Don't freeze up when the challenges come
It's a totally natural thing for your prospective boss to probe your experience for potential problems. Let's face it, when you buy a new car or a new home, you'll want to ask questions to make sure that your investment is a good one. Like it or not, you are a "big ticket" item that your prospective boss will have to make a major investment in. So it's not at all unreasonable if your interviewer wants to reassure himself that the picture you've painted about yourself is accurate; that you haven't left off anything about yourself that would alter his assessment of you. Keep in mind that when your prospective boss agreed to an interview with you, he must have been impressed with your background. Either your resume or cover letter sold him on you, or the employment agent or executive recruiter recommended you highly. Whatever the reason, your prospective boss must have thought well of you before you met, or he wouldn't have wasted his time getting together with you in the first place. So don't feel that the tough questions are to discredit you. Not at all. They're simply to help your prospective boss reassure himself that he's making the right decision.
Stay calm, keep positive - even if it hurts
Some interviews could raise the hackles of a Nobel Peace Prize winner. They ask their challenging questions in such a way as to bring you to a boil. Don't fall prey to this tactic. Stay cool. Remember that the cross-examination is the one portion of your interview that is most similar to what a meeting would be like between you and your prospective boss should you join his company. If you become defensive-even if it would be reasonable to do so-it could keep you from getting the job. If you tense up because someone questions your credibility on some point, your prospective boss is likely to think that you'd tense up under similar conditions if you got the job. On the other hand, if you take tough questions in stride-see them simply as an opportunity for your prospective employer to confirm that you are as "buttoned up" as you have appeared to be earlier in your interview-and handle challenges matter-of-factly, your interviewer has to say to himself: "This person would be easy to work with even if the going gets rough."
Keep the cross - examination the shortest part of your interview
The longer you dwell on your interviewer's doubts, the more he'll remember them. If you spend ten minutes of a one-hour meeting validating your interviewer's concerns about you, that's one-sixth of the total time. But if you let the challenges drag on for thirty minutes, you've spent half your time with your prospective boss defending yourself. At this point, you're probably saying to yourself that keeping the time spent on cross-examination short is not easily done. You're right. But it can be done.

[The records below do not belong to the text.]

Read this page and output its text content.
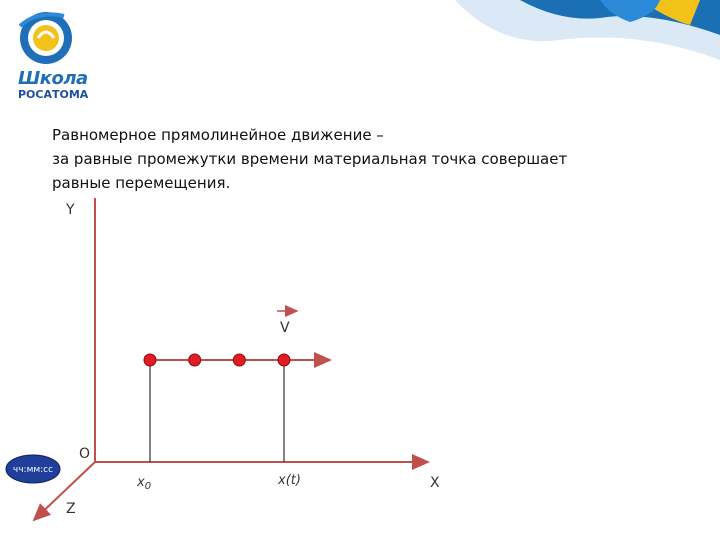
Школа
РОСАТОМА
Равномерное прямолинейное движение –
за равные промежутки времени материальная точка совершает
равные перемещения.
Y
X
Z
O
V
$x_0$	x(t)
чч:мм:сс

As in handling these objectives, the secret is in control. If you answer an interviewer's probing question and then sit back, you give him a chance to keep on digging. Why should he switch to other, potentially less dangerous topics when he's latched on to one that obviously concerns him? If, on the other hand, when you've finished answering your interviewer's tough questions, you immediately ask him a question or take up a topic concerned with his already expressed needs, you have a chance to redirect the conversation naturally to a more positive area. Let's say, for example, that your prospective boss challenges your background because the job he has to fill requires someone who can manage three hundred people, and in your present job you've only managed fifty. You could say that for you, the key to managing fifty people is delegation of responsibility and that if you managed three hundred people, you'd probably add one more layer of delegation. Then you could sit back thinking to yourself that you've answered his question well. On the other hand, you could offer the identical answer, and then, without a moment's hesitation, redirect the interviewer's thinking to a needs area alluded to earlier, by asking him to discuss it in depth, or by relating a worth point that is appropriate to it. Keep in mind that in conversation, one question naturally leads to another. You're entitled to ask yours once you've answered your interviewer's. One caution: be sure that the question or topic you raise leads to a discussion that is on safer ground. Don't ask questions that could keep the challenge going.